Lost Antarctica: Adventures in a Disappearing Land opens up an amazing world for readers, especially beneath the sea surface. You’ll meet bright orange “sea butterflies,” which can change sex from male to female, and read how scientists filmed soft corals actually walking from one place to another.
Many readers will know that scientists from around the world come to Antarctica to study its unique environment, but we don’t often get to read about how they do that science and what the results mean. This engaging book delivers all that.
The unique creatures that live in Antarctic waters have already been found to produce compounds that could fight cancer, AIDS, and influenza. Their body chemistry shows promise for new antibiotics. But if change continues at the current rate, all these species may be gone before we have a chance to understand them.
How can a continent of more than 5.4 million square miles be “lost?” How could it disappear? Global warming is the answer. Antarctica is more than ice, so the land itself will never completely vanish, but the southernmost environment as we know it is already changing fast, and in ways that have drastic implications for the future of all life on earth. McClintock uses interesting descriptions and down-to-earth language to explain the situation for non-scientists.

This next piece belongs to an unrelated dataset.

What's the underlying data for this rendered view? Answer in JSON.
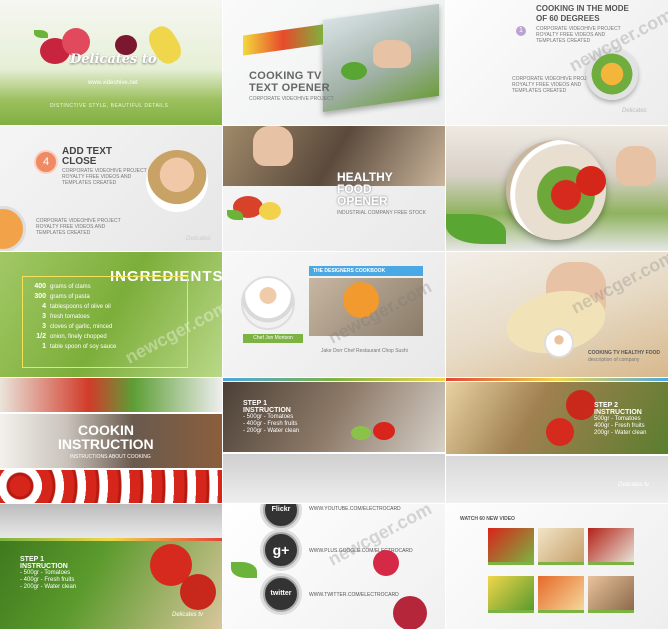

Take krill, for example—tiny crustaceans that form the majority of zooplankton near the bottom of the food chain. Juvenile krill feed on algae that grow on the underside of pack ice. With less and less pack ice each year, there are fewer and fewer krill. So what, you might be thinking—why should I care about krill? What eats krill? Bigger crustaceans, jellyfish, anemones, penguins, fish, seals, you name it. Even the largest animal on earth—the blue whale—depend on this food source.
You’ll find out how more carbon dioxide in the atmosphere means more acidic ocean water, and how more acidic water means all shelled creatures are in danger of extinction.
But this book includes more than just the results of experiments and their associated dire predictions. McClintock gives us a peek into the lives of the researchers. You’ll learn about living on board research ships and the fear and frustration of being tossed about in ferocious katabatic winds. McClintock describes how researchers camp out on ice shelves and challenge 1000-pound leopard seals for diving rights. The book details an invasion of king crabs and provides an explanation of “seal finger,” an injury that can be fatal. There’s even a warning of how the Norwegian delicacy, lutefisk, can permanently damage sterling silver (and possibly your insides).
Professional scientists may want to know more about the various tests and methodology McClintock describes, so the author has thoughtfully included a Notes section, as well as a good Index. Unless you’re already familiar with the layout of Antarctica, you’ll be frustrated by the lack of a map in this book. Find or print out your own so you can follow along as McClintock describes the fascinating geography and the challenges of working in this rapidly vanishing environment.